I work in photoshop for a living - I am far from sure that the pics
@07pilt posted are shopped.
There are a ton of elements at work in that shot that would require a very talented designer to have thought of and to have done right. Is it possible? Yes, but this isn't something a staffer or basic photojournalist could do. This is something that would've required a great deal of planning and production. Probably would've been much cheaper to pay 300 dolts to act excited for a photo op, which is likely what happened.
Having said all that, there are some depth of field issues that make me look at it sideways. I would expect less bokeh (blurring of out of focus areas) to be evident in an apparent wide angle shot like this appears to be. HOWEVER... it very well may not be a wide angle shot, and may be shot from a significant distance with a telephoto lens at a wide open aperture (which would not be uncommon in an indoors event). Open aperture lets more light in for low light shooting, but also makes the depth of field (area of tight focus) more shallow.
Supporting this theory is the fact that there is very little motion blur visible in the crowd - suggesting a fairly high shutter speed (1/800 at least).
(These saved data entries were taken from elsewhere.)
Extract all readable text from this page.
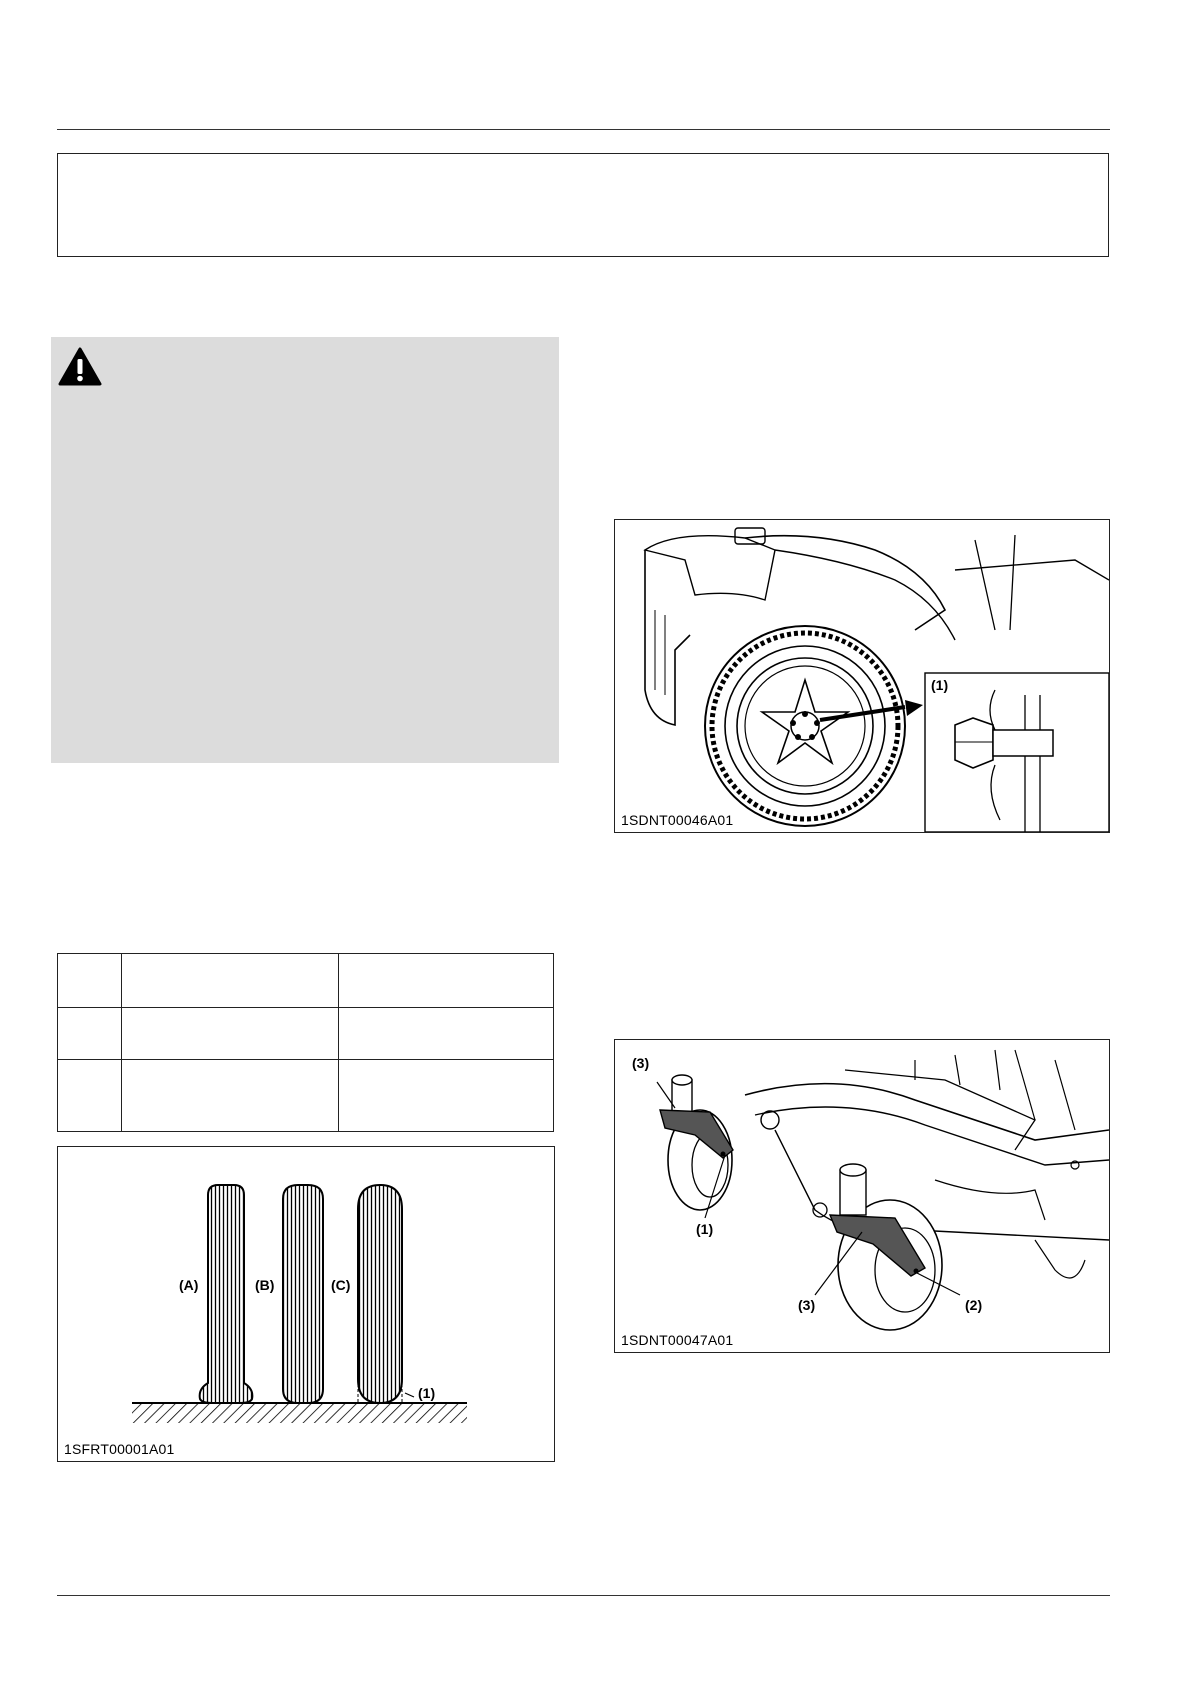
(A)	(B)	(C)
(1)
1SFRT00001A01
(1)
1SDNT00046A01
(3)
(1)
(3)	(2)
1SDNT00047A01
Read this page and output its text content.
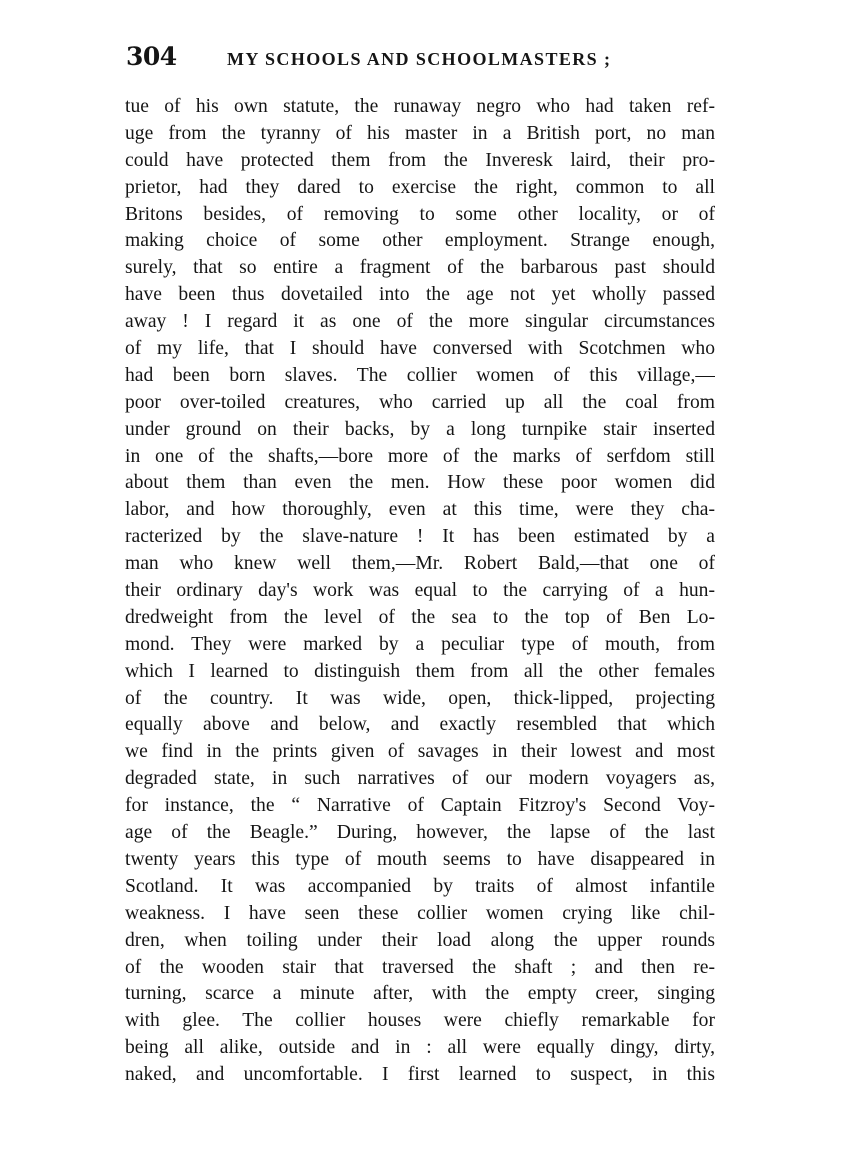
304	MY SCHOOLS AND SCHOOLMASTERS ;
tue of his own statute, the runaway negro who had taken ref-
uge from the tyranny of his master in a British port, no man
could have protected them from the Inveresk laird, their pro-
prietor, had they dared to exercise the right, common to all
Britons besides, of removing to some other locality, or of
making choice of some other employment. Strange enough,
surely, that so entire a fragment of the barbarous past should
have been thus dovetailed into the age not yet wholly passed
away ! I regard it as one of the more singular circumstances
of my life, that I should have conversed with Scotchmen who
had been born slaves. The collier women of this village,—
poor over-toiled creatures, who carried up all the coal from
under ground on their backs, by a long turnpike stair inserted
in one of the shafts,—bore more of the marks of serfdom still
about them than even the men. How these poor women did
labor, and how thoroughly, even at this time, were they cha-
racterized by the slave-nature ! It has been estimated by a
man who knew well them,—Mr. Robert Bald,—that one of
their ordinary day's work was equal to the carrying of a hun-
dredweight from the level of the sea to the top of Ben Lo-
mond. They were marked by a peculiar type of mouth, from
which I learned to distinguish them from all the other females
of the country. It was wide, open, thick-lipped, projecting
equally above and below, and exactly resembled that which
we find in the prints given of savages in their lowest and most
degraded state, in such narratives of our modern voyagers as,
for instance, the “ Narrative of Captain Fitzroy's Second Voy-
age of the Beagle.” During, however, the lapse of the last
twenty years this type of mouth seems to have disappeared in
Scotland. It was accompanied by traits of almost infantile
weakness. I have seen these collier women crying like chil-
dren, when toiling under their load along the upper rounds
of the wooden stair that traversed the shaft ; and then re-
turning, scarce a minute after, with the empty creer, singing
with glee. The collier houses were chiefly remarkable for
being all alike, outside and in : all were equally dingy, dirty,
naked, and uncomfortable. I first learned to suspect, in this
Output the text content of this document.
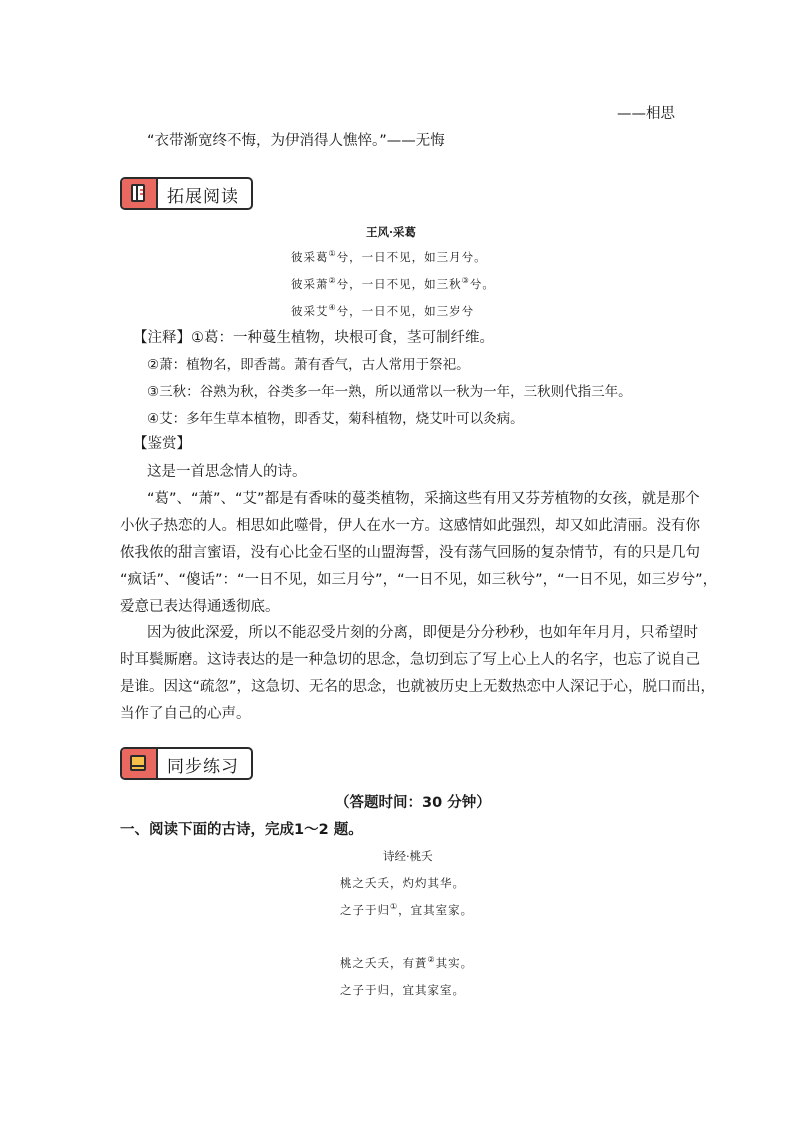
——相思
“衣带渐宽终不悔，为伊消得人憔悴。”——无悔
拓展阅读
王风·采葛
彼采葛①兮，一日不见，如三月兮。
彼采萧②兮，一日不见，如三秋③兮。
彼采艾④兮，一日不见，如三岁兮
【注释】①葛：一种蔓生植物，块根可食，茎可制纤维。
②萧：植物名，即香蒿。萧有香气，古人常用于祭祀。
③三秋：谷熟为秋，谷类多一年一熟，所以通常以一秋为一年，三秋则代指三年。
④艾：多年生草本植物，即香艾，菊科植物，烧艾叶可以灸病。
【鉴赏】
这是一首思念情人的诗。
“葛”、“萧”、“艾”都是有香味的蔓类植物，采摘这些有用又芬芳植物的女孩，就是那个
小伙子热恋的人。相思如此噬骨，伊人在水一方。这感情如此强烈，却又如此清丽。没有你
侬我侬的甜言蜜语，没有心比金石坚的山盟海誓，没有荡气回肠的复杂情节，有的只是几句
“疯话”、“傻话”：“一日不见，如三月兮”，“一日不见，如三秋兮”，“一日不见，如三岁兮”，
爱意已表达得通透彻底。
因为彼此深爱，所以不能忍受片刻的分离，即便是分分秒秒，也如年年月月，只希望时
时耳鬓厮磨。这诗表达的是一种急切的思念，急切到忘了写上心上人的名字，也忘了说自己
是谁。因这“疏忽”，这急切、无名的思念，也就被历史上无数热恋中人深记于心，脱口而出，
当作了自己的心声。
同步练习
（答题时间：30 分钟）
一、阅读下面的古诗，完成1～2 题。
诗经·桃夭
桃之夭夭，灼灼其华。
之子于归①，宜其室家。
桃之夭夭，有蕡②其实。
之子于归，宜其家室。
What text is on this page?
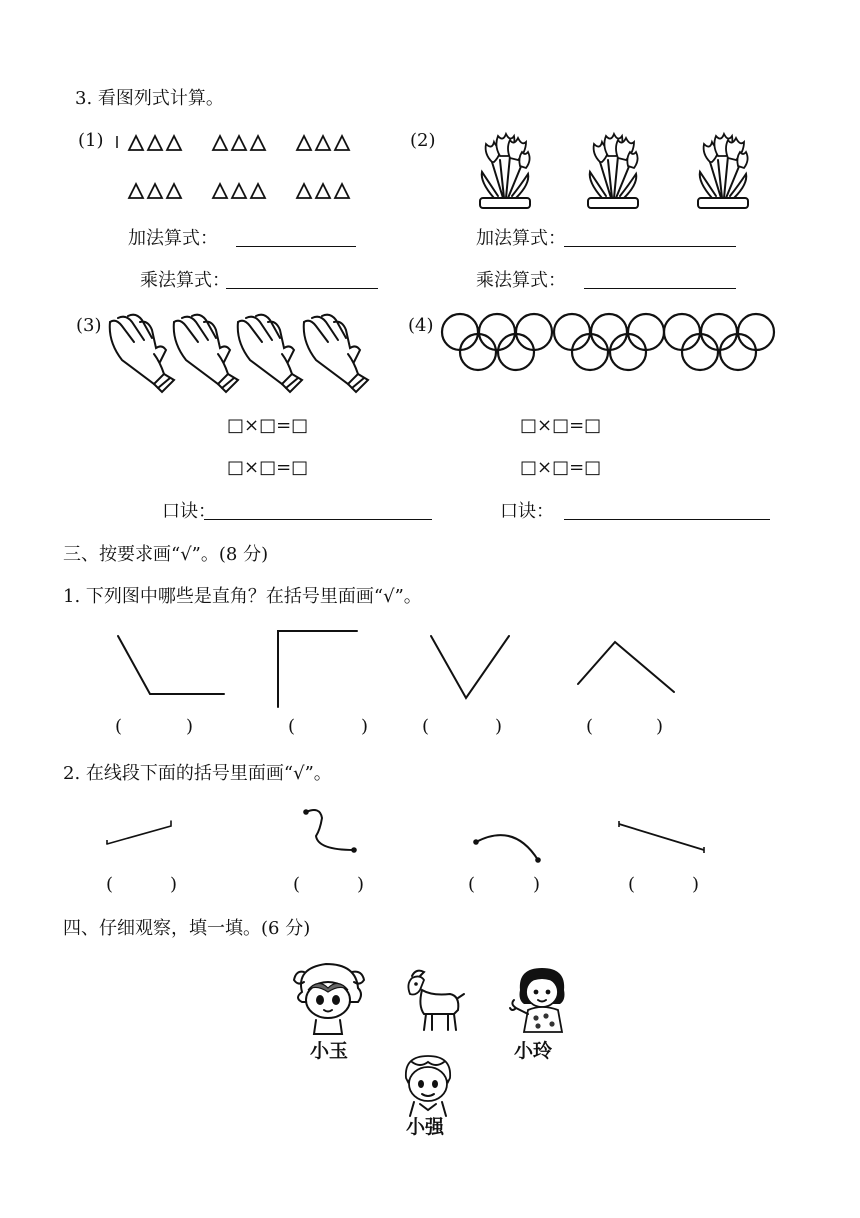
3. 看图列式计算。
(1)
加法算式：
乘法算式：
(2)
加法算式：
乘法算式：
(3)
□×□=□
□×□=□
口诀：
(4)
□×□=□
□×□=□
口诀：
三、按要求画“√”。(8 分)
1. 下列图中哪些是直角？在括号里面画“√”。
(	)	(	)	(	)	(	)
2. 在线段下面的括号里面画“√”。
(	)	(	)	(	)	(	)
四、仔细观察，填一填。(6 分)
小玉	小玲
小强
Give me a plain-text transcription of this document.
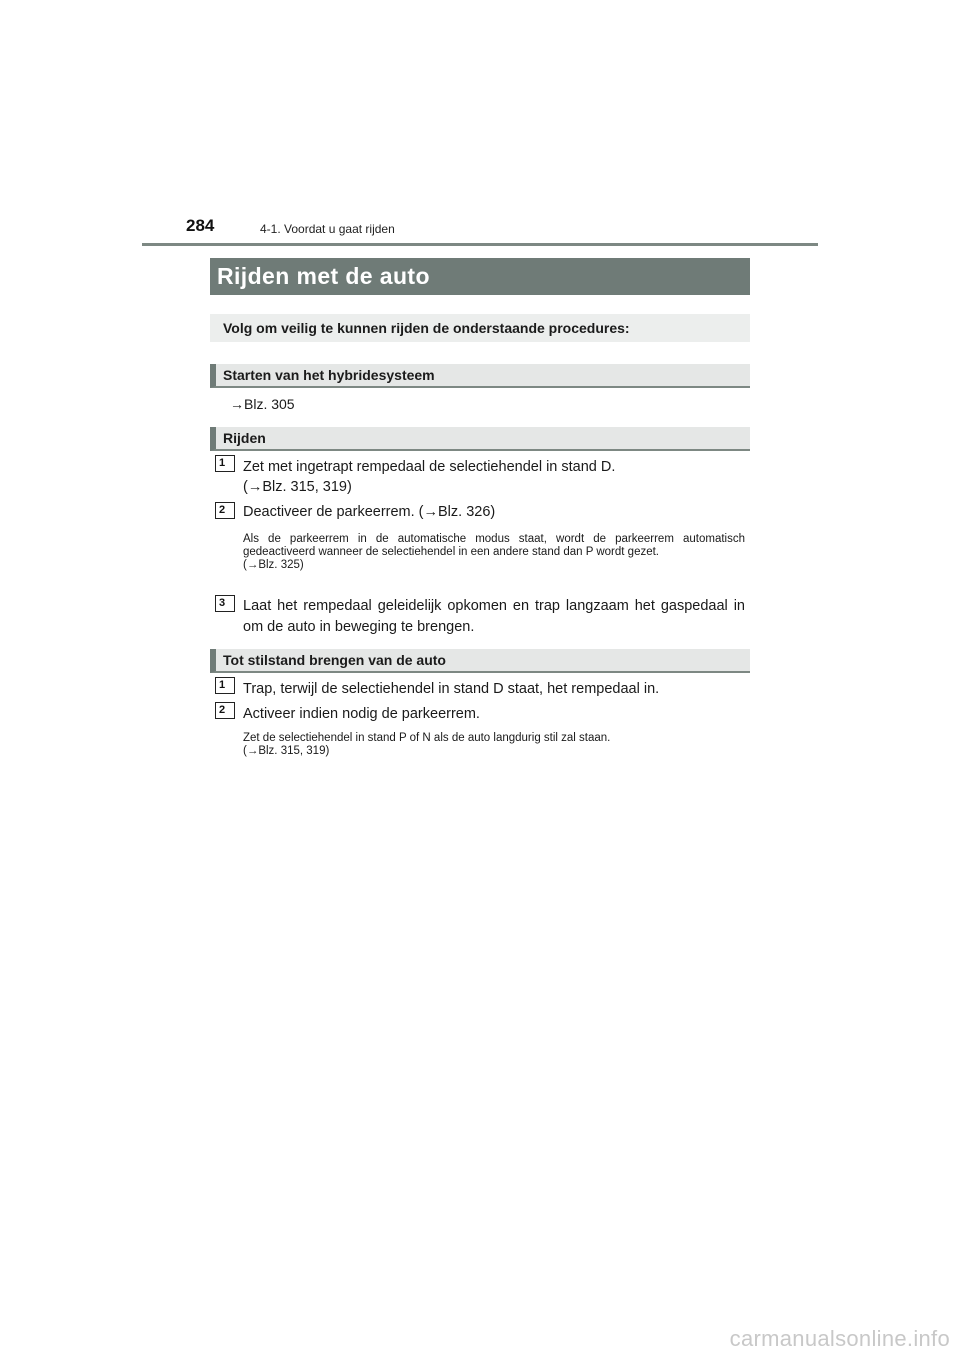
284	4-1. Voordat u gaat rijden
Rijden met de auto
Volg om veilig te kunnen rijden de onderstaande procedures:
Starten van het hybridesysteem
→Blz. 305
Rijden
1	Zet met ingetrapt rempedaal de selectiehendel in stand D.
(→Blz. 315, 319)
2	Deactiveer de parkeerrem. (→Blz. 326)
Als de parkeerrem in de automatische modus staat, wordt de parkeerrem automatisch gedeactiveerd wanneer de selectiehendel in een andere stand dan P wordt gezet.
(→Blz. 325)
3	Laat het rempedaal geleidelijk opkomen en trap langzaam het gaspedaal in om de auto in beweging te brengen.
Tot stilstand brengen van de auto
1	Trap, terwijl de selectiehendel in stand D staat, het rempedaal in.
2	Activeer indien nodig de parkeerrem.
Zet de selectiehendel in stand P of N als de auto langdurig stil zal staan.
(→Blz. 315, 319)
carmanualsonline.info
To shoot that fast indoors would require the wide open aperture setting I mentioned above and is typical of someone shooting moving targets in low light - like a high school football game for example.
That would also lead to a compression of the shot - making "layers" of people seem more in focus than another "layer" that seems to be standing just in front of or behind them. The truth is that the people are probably spread out over a bigger distance than they seem to be, and that would explain why the middle where she is appears better lit, as there are two spotlights hitting her.
Usually, photoshopped scenes like this have some pretty easy tells:
reflected light in glasses doesn't match the angle of the lighting
Images being captured in cell phones wouldn't be from the correct angle
People's point of gaze would be wrong
white balance, image noise, contrast and color pallets would be hard to match
And typically elements of the crowd would repeat. You would see the same guy twice.
This has none of that.
I think it is just a weirdly compressed scene that feels like it was shot with a wide angle lens but in fact was shot with a telephoto that, combined with variation in lighting, just makes it look wonky. And it does look wonky. If it's been touched up, my guess is that it's a simple levels adjustment masked to only affect Hildabeast, which brightened her up beyond what the spotlights did. Maybe not even that though.
The one thing that bothers me is that the flags and elements against the back wall area *seem* to be in a little tighter focus than the faces and elements of people in front of them that shouldn't be the case but again may be an optical illusion caused by lighting and/or movement.
As for why the people look distorted, they are just ugly and stupid.